Study: Red States Handled COVID the Best While Blue States Failed

The Committee to Unleash Prosperity released a study proving that red states like Florida handled the COVID pandemic the best while blue states failed.

The organization based the outcomes on deaths, economy, and education.

Republican governed states Utah, Nebraska, Vermont, Montana, and South Dakota made up the top five. Florida came in sixth.

The bottom six are Illinois, California, New Mexico, New York, DC, and New Jersey. (I included six so I could mention Illinois, my home state.)

The study vindicates everything the right (especially Leslie!!) said about the pandemic, especially when it came to closing schools:

School closures may ultimately prove to be the most costly policy decision of the pandemic era in both economic and mortality terms. One study found that school closures at the end of the previous 2019-2020 school year are associated with 13.8 million years of life lost. An NIH analysis found that life expectancy for high school graduates is 4 to 6 years longer than high school dropouts. The OECD estimates that learning losses from pandemic era school closures could cause a 3% decline in lifetime earnings, and that a loss of just one third of a year of learning has a long-term economic impact of $14 trillion.Unlike mortality or economic outcomes, closing public schools was entirely under the control of policymakers. Almost all private schools were open.This ranking and map from the tracking company Burbio show the cumulative share of in-person instruction in each state, with part-time hybrid schedules counting at half weight.

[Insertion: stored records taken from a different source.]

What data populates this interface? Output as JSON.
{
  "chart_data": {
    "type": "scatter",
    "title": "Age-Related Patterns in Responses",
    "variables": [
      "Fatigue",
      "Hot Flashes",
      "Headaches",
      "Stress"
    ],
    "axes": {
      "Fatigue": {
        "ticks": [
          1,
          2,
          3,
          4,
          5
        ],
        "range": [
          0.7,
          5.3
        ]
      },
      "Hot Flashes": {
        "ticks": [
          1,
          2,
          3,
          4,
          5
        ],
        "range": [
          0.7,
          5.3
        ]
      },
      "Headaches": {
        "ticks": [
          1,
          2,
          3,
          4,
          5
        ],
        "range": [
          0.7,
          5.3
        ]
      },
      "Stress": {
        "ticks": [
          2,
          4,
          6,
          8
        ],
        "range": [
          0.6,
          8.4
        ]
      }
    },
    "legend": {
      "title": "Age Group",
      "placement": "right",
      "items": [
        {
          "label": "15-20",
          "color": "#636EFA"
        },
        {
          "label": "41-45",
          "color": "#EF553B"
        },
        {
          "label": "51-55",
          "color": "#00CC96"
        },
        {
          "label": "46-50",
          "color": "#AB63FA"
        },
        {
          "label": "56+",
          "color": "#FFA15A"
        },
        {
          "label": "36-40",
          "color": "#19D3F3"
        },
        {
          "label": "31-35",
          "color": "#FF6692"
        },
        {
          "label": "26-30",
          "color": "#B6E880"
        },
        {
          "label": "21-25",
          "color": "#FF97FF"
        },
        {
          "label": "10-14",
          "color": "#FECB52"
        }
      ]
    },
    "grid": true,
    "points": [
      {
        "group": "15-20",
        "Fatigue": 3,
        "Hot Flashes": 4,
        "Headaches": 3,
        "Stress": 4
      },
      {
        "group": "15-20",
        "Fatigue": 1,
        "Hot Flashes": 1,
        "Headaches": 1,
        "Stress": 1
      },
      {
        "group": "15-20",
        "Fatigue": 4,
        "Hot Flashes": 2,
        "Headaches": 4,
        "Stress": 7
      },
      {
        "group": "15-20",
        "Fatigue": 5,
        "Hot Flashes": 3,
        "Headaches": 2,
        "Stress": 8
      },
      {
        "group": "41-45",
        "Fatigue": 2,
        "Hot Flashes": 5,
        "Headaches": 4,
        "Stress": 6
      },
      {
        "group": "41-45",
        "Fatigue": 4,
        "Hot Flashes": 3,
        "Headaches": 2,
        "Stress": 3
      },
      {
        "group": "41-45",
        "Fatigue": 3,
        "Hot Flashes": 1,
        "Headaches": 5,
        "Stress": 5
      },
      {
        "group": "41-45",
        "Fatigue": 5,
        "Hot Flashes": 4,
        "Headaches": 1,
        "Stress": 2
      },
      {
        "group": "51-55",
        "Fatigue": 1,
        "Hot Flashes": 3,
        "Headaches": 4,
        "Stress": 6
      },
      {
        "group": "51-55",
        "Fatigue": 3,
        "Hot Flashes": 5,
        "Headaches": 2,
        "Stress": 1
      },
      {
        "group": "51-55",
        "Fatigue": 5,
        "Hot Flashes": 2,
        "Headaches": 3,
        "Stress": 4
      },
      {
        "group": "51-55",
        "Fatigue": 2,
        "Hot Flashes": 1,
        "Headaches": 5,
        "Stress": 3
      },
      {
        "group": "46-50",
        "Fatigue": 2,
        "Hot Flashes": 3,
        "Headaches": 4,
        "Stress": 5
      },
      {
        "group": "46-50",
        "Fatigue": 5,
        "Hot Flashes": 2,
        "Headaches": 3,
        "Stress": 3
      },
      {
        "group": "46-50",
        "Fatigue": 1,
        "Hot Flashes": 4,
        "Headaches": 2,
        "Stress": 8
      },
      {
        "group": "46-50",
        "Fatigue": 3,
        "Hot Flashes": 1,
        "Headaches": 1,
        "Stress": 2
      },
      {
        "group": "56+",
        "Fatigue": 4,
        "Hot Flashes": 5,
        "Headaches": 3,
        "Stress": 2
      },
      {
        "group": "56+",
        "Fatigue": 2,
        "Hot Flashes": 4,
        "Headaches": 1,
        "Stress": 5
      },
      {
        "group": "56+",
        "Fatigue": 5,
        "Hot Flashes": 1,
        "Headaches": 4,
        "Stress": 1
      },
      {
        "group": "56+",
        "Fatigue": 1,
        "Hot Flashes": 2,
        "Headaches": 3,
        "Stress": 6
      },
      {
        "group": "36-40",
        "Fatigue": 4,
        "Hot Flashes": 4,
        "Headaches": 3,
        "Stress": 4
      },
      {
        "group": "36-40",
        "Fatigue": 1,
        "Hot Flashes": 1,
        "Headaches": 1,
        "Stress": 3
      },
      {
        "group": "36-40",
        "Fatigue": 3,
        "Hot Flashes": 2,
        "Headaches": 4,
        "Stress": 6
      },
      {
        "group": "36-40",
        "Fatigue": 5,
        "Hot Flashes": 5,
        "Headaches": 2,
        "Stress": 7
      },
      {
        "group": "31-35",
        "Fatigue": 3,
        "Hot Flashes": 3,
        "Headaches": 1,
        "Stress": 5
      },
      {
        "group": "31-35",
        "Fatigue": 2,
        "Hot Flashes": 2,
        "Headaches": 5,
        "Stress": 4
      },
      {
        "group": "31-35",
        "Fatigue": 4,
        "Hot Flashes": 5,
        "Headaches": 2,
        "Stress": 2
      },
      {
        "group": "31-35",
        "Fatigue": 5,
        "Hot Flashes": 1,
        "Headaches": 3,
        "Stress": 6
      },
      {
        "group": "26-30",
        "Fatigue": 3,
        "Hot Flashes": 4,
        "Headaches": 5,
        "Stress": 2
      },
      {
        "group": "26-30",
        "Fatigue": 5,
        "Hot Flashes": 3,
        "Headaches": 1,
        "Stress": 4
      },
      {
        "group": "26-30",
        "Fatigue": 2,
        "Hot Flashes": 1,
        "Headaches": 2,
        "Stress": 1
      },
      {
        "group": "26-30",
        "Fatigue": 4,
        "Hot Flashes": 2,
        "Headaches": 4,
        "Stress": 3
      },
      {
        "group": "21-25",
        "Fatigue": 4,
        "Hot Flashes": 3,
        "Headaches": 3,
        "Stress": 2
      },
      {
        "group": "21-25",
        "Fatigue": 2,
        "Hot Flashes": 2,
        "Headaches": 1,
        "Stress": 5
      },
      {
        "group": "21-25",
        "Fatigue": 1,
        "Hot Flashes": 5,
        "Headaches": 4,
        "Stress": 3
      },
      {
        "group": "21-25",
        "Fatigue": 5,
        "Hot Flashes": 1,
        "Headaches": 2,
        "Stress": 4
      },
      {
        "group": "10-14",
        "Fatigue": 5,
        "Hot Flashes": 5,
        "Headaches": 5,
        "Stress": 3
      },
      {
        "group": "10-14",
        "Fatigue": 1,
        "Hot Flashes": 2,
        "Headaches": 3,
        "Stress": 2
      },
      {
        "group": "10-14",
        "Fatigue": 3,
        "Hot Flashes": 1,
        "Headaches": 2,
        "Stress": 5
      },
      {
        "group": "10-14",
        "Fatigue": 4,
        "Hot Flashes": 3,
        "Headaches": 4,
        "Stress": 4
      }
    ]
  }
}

Top five: Wyoming, Arkansas, Florida, South Dakota, and Utah.

Bottom five: Washington, Maryland, Oregon, California, and DC.

Author Stephen Moore said, “Shutting down their economies and schools was by far the biggest mistake governors and state officials made during COVID, particularly in blue states.”

Shutdown and open states did not differ much when it came to mortality, proving that messing with people’s education and jobs did not help save lives. From The Wall Street Journal:

The study ranks Florida 28th in mortality, in the middle off the pack and about the same as California, which ranks 27th despite its far more stringent lockdowns and school closures. But Florida ranks third for the least education loss and 13th in economic performance. California ranks 47th overall because its shutdowns crushed the economy (40th) and in-person school (50th).In other words, Florida did about average on mortality as other states, but it did far better in protecting its citizens from severe economic harm and its children from lost schooling. “The correlation between health and economy scores is essentially zero,” say the authors, “which suggests that states that withdrew the most from economic activity did not significantly improve health by doing so.”The NBER working paper presents the data straight without policy conclusions, but here’s one of ours: The severe lockdown states suffered much more on overall social well-being in return for relatively little comparative benefit on health.

Instead, the states with lockdowns still have high unemployment rates. It will take a long time for those economies to recover, especially since a lot of businesses closed down forever.

The Editorial Board at WSJ summed it up perfectly: “Another lesson we’d draw that the authors don’t in their paper: Thank the U.S. Constitution for our federalist system of government. States were largely able to implement their own policies. The outcomes would have been much worse had Washington imposed a single national policy as dictated by the federal bureaucracy.”

I also hope people learned another lesson: Never give the government a millimeter. Never. They will always go as far as they can and do everything they can to hold onto that power.